David M. Center, MD
Associate Provost for Translational Research, Gordon and Ruth Snider Professor of Pulmonary Medicine, & Chief of Allergy, Pulmonary and Critical Care Medicine
AB/MD, Boston University
Our laboratory studies the function of human CD4 and regulation of the cell cycle in T cells. Regarding the function of CD4, our laboratory discovered, cloned and characterized most of the biologic functions of Interleukin (IL-16). Since IL-16 utilizes CD4 as its receptor the discovery of IL-16 has led to a series of studies related to the functions of CD4 itself that are independent of MHCII restricted accessory activity. Using functional and microarray analyses we are exploring the signal transduction pathways associated with CD4 activation by IL 16 and the mechanisms of CD4’s functions as a chemotactic factor and growth factor receptor. Most recently this work has led to the discovery that IL-16-CD4 interaction results in selective chemotaxis of CD4+CD25+ Regulatory T cells; and that IL-16 is sufficient to induce differentiation of CD4+CD25lo T cells to express FoxP3 and acquire regulatory T cell function. One major part of the laboratory looks at the role IL-16 plays in development of regulatory T cells using knock-out and over expressing mice and animal models of Th1 and Th2 driven inflammation, including a model of airway inflammation.
The second major focus of the laboratory explores the ability of IL-16 to selectively activate CD4+ T regulatory cells to become responsive to IL-2 dependent cell proliferation. This work explores the use of IL-16 in CD4+ T regulatory cell immune reconstitution in individuals with severe asthma in which autologous T cells will be expanded ex vivo and re-infused into humans to inhibit airway inflammation in asthma.

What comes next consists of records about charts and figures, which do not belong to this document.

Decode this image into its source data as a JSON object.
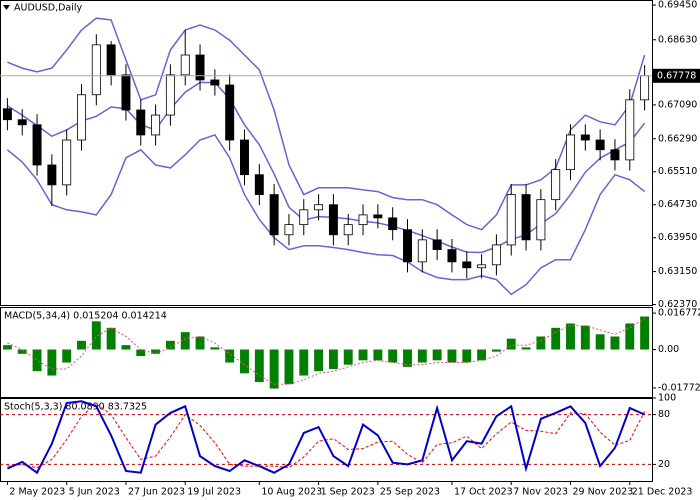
{
  "chart_data": [
    {
      "type": "candlestick",
      "title": "AUDUSD,Daily",
      "open": [
        0.67,
        0.6674,
        0.6662,
        0.6567,
        0.652,
        0.6626,
        0.6733,
        0.6851,
        0.678,
        0.6697,
        0.6638,
        0.6685,
        0.678,
        0.6827,
        0.6768,
        0.6756,
        0.6626,
        0.6544,
        0.6497,
        0.6402,
        0.6426,
        0.6461,
        0.6473,
        0.6402,
        0.6426,
        0.6449,
        0.6442,
        0.6414,
        0.6338,
        0.639,
        0.6367,
        0.6338,
        0.6324,
        0.6331,
        0.6378,
        0.6497,
        0.639,
        0.6485,
        0.6556,
        0.6638,
        0.6626,
        0.6603,
        0.6579,
        0.6721
      ],
      "high": [
        0.6725,
        0.6699,
        0.6687,
        0.6592,
        0.6651,
        0.6758,
        0.6876,
        0.686,
        0.6805,
        0.6722,
        0.671,
        0.6805,
        0.6886,
        0.6852,
        0.6793,
        0.6781,
        0.6651,
        0.6569,
        0.6522,
        0.6451,
        0.6486,
        0.6498,
        0.6498,
        0.6451,
        0.6474,
        0.6474,
        0.6467,
        0.6439,
        0.6415,
        0.6415,
        0.6392,
        0.6363,
        0.6356,
        0.6403,
        0.6522,
        0.6522,
        0.651,
        0.6581,
        0.6663,
        0.6663,
        0.6651,
        0.6628,
        0.6746,
        0.6803
      ],
      "low": [
        0.6649,
        0.6637,
        0.6542,
        0.647,
        0.6495,
        0.6601,
        0.6708,
        0.6755,
        0.6672,
        0.6613,
        0.6613,
        0.666,
        0.6755,
        0.6743,
        0.6731,
        0.6601,
        0.6519,
        0.6472,
        0.6377,
        0.6377,
        0.6401,
        0.6436,
        0.6377,
        0.6377,
        0.6401,
        0.6417,
        0.6389,
        0.6313,
        0.6313,
        0.6342,
        0.6313,
        0.6299,
        0.6299,
        0.6306,
        0.6353,
        0.6365,
        0.6365,
        0.646,
        0.6531,
        0.6601,
        0.6578,
        0.6554,
        0.6554,
        0.6696
      ],
      "close": [
        0.6674,
        0.6662,
        0.6567,
        0.652,
        0.6626,
        0.6733,
        0.6851,
        0.678,
        0.6697,
        0.6638,
        0.6685,
        0.678,
        0.6827,
        0.6768,
        0.6756,
        0.6626,
        0.6544,
        0.6497,
        0.6402,
        0.6426,
        0.6461,
        0.6473,
        0.6402,
        0.6426,
        0.6449,
        0.6442,
        0.6414,
        0.6338,
        0.639,
        0.6367,
        0.6338,
        0.6324,
        0.6331,
        0.6378,
        0.6497,
        0.639,
        0.6485,
        0.6556,
        0.6638,
        0.6626,
        0.6603,
        0.6579,
        0.6721,
        0.6778
      ],
      "up_color": "#ffffff",
      "down_color": "#000000",
      "bands": {
        "color": "#6f5fd8",
        "upper": [
          0.681,
          0.6796,
          0.6787,
          0.6796,
          0.6839,
          0.6886,
          0.6914,
          0.691,
          0.6815,
          0.6721,
          0.6733,
          0.6839,
          0.6886,
          0.6898,
          0.6886,
          0.6862,
          0.6827,
          0.6792,
          0.6697,
          0.6567,
          0.6497,
          0.6513,
          0.6513,
          0.6513,
          0.6508,
          0.6504,
          0.649,
          0.6485,
          0.6485,
          0.6473,
          0.6449,
          0.6426,
          0.6414,
          0.6449,
          0.652,
          0.652,
          0.6532,
          0.656,
          0.665,
          0.6685,
          0.6669,
          0.6662,
          0.6709,
          0.6827
        ],
        "middle": [
          0.6707,
          0.6685,
          0.666,
          0.6635,
          0.665,
          0.6671,
          0.6682,
          0.6704,
          0.67,
          0.6662,
          0.665,
          0.67,
          0.6739,
          0.6762,
          0.6762,
          0.6723,
          0.6662,
          0.6615,
          0.6546,
          0.6467,
          0.6437,
          0.6445,
          0.6443,
          0.644,
          0.6434,
          0.643,
          0.6422,
          0.6412,
          0.64,
          0.6387,
          0.6373,
          0.6361,
          0.636,
          0.6373,
          0.6391,
          0.6402,
          0.6428,
          0.6452,
          0.6497,
          0.655,
          0.6583,
          0.6603,
          0.6621,
          0.6666
        ],
        "lower": [
          0.6603,
          0.6574,
          0.6532,
          0.6473,
          0.6461,
          0.6456,
          0.6449,
          0.6497,
          0.6584,
          0.6603,
          0.6567,
          0.656,
          0.6591,
          0.6626,
          0.6638,
          0.6584,
          0.6497,
          0.6438,
          0.6395,
          0.6367,
          0.6376,
          0.6376,
          0.6372,
          0.6367,
          0.636,
          0.6355,
          0.6353,
          0.6338,
          0.6315,
          0.6301,
          0.6296,
          0.6296,
          0.6305,
          0.6296,
          0.6261,
          0.6284,
          0.6324,
          0.6343,
          0.6343,
          0.6414,
          0.6497,
          0.6544,
          0.6532,
          0.6504
        ]
      },
      "last_price": {
        "value": 0.67778,
        "label": "0.67778"
      },
      "xlim": [
        -0.5,
        43.5
      ],
      "ylim": [
        0.6236,
        0.6957
      ],
      "yticks": [
        {
          "value": 0.6945,
          "label": "0.69450"
        },
        {
          "value": 0.6863,
          "label": "0.68630"
        },
        {
          "value": 0.6709,
          "label": "0.67090"
        },
        {
          "value": 0.6629,
          "label": "0.66290"
        },
        {
          "value": 0.6551,
          "label": "0.65510"
        },
        {
          "value": 0.6473,
          "label": "0.64730"
        },
        {
          "value": 0.6395,
          "label": "0.63950"
        },
        {
          "value": 0.6315,
          "label": "0.63150"
        },
        {
          "value": 0.6237,
          "label": "0.62370"
        }
      ]
    },
    {
      "type": "macd",
      "title": "MACD(5,34,4) 0.015204 0.014214",
      "histogram": {
        "color": "#008000",
        "values": [
          0.002,
          -0.002,
          -0.01,
          -0.012,
          -0.006,
          0.004,
          0.013,
          0.01,
          0.002,
          -0.003,
          -0.002,
          0.004,
          0.008,
          0.006,
          0.001,
          -0.006,
          -0.011,
          -0.015,
          -0.018,
          -0.016,
          -0.012,
          -0.01,
          -0.009,
          -0.007,
          -0.005,
          -0.005,
          -0.006,
          -0.008,
          -0.006,
          -0.005,
          -0.006,
          -0.006,
          -0.005,
          -0.001,
          0.005,
          0.001,
          0.006,
          0.01,
          0.012,
          0.011,
          0.007,
          0.006,
          0.012,
          0.015204
        ]
      },
      "signal": {
        "color": "#e75480",
        "values": [
          0.003,
          0.0,
          -0.005,
          -0.009,
          -0.009,
          -0.003,
          0.006,
          0.01,
          0.006,
          0.0,
          -0.002,
          0.001,
          0.005,
          0.006,
          0.003,
          -0.002,
          -0.007,
          -0.012,
          -0.016,
          -0.016,
          -0.014,
          -0.011,
          -0.01,
          -0.008,
          -0.006,
          -0.005,
          -0.006,
          -0.007,
          -0.007,
          -0.006,
          -0.006,
          -0.006,
          -0.005,
          -0.003,
          0.002,
          0.002,
          0.004,
          0.008,
          0.011,
          0.011,
          0.009,
          0.007,
          0.01,
          0.014214
        ]
      },
      "xlim": [
        -0.5,
        43.5
      ],
      "ylim": [
        -0.0219,
        0.0196
      ],
      "yticks": [
        0.016772,
        {
          "value": 0,
          "label": "0.00"
        },
        -0.01772
      ]
    },
    {
      "type": "stochastic",
      "title": "Stoch(5,3,3) 80.0890 83.7325",
      "main": {
        "color": "#0000cd",
        "values": [
          15,
          23,
          10,
          45,
          94,
          96,
          90,
          55,
          12,
          10,
          68,
          82,
          90,
          30,
          18,
          12,
          25,
          18,
          10,
          20,
          58,
          65,
          30,
          18,
          68,
          55,
          22,
          20,
          25,
          88,
          25,
          48,
          45,
          78,
          90,
          15,
          75,
          82,
          90,
          70,
          18,
          40,
          88,
          80.089
        ]
      },
      "signal": {
        "color": "#ff0000",
        "values": [
          18,
          20,
          16,
          26,
          50,
          78,
          93,
          80,
          52,
          26,
          30,
          53,
          80,
          67,
          46,
          20,
          18,
          18,
          18,
          16,
          29,
          48,
          51,
          38,
          39,
          47,
          48,
          32,
          22,
          44,
          46,
          54,
          39,
          57,
          71,
          61,
          60,
          57,
          82,
          81,
          59,
          43,
          49,
          83.7325
        ]
      },
      "levels": [
        80,
        20
      ],
      "level_color": "#c00000",
      "xlim": [
        -0.5,
        43.5
      ],
      "ylim": [
        0,
        100
      ],
      "yticks": [
        100,
        80,
        20
      ],
      "xticks": [
        {
          "value": 0,
          "label": "2 May 2023"
        },
        {
          "value": 4,
          "label": "5 Jun 2023"
        },
        {
          "value": 8,
          "label": "27 Jun 2023"
        },
        {
          "value": 12,
          "label": "19 Jul 2023"
        },
        {
          "value": 17,
          "label": "10 Aug 2023"
        },
        {
          "value": 21,
          "label": "1 Sep 2023"
        },
        {
          "value": 25,
          "label": "25 Sep 2023"
        },
        {
          "value": 30,
          "label": "17 Oct 2023"
        },
        {
          "value": 34,
          "label": "7 Nov 2023"
        },
        {
          "value": 38,
          "label": "29 Nov 2023"
        },
        {
          "value": 42,
          "label": "21 Dec 2023"
        }
      ]
    }
  ]
}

The third focus of our laboratory relates to the study of a nuclear protein complex that targets histone deacetylases to specific transcription factors and represses transcription of a select family of genes involved in maintenance of T cell quiescence. The complex is regulated by T cell activation at the level of the scaffold protein as the enzymatically active components do not change with cell activation or during the cell cycle. Mutations and deletions in the scaffold protein, the precursor for IL-16 are common in T cell lymphomas and replacement of nuclear expression of the normal protein results in return to a normal cell cycle profile and loss of malignant characteristics. The current studies are exploring the mechanisms of regulation of Pro-IL-16 transcription itself as a regulatory element in T cell cycle and its role in the development of anergy. These studies include use of knock out and transgenic mice to study cell cycle related genes that lead to CD4+ T cell malignancies.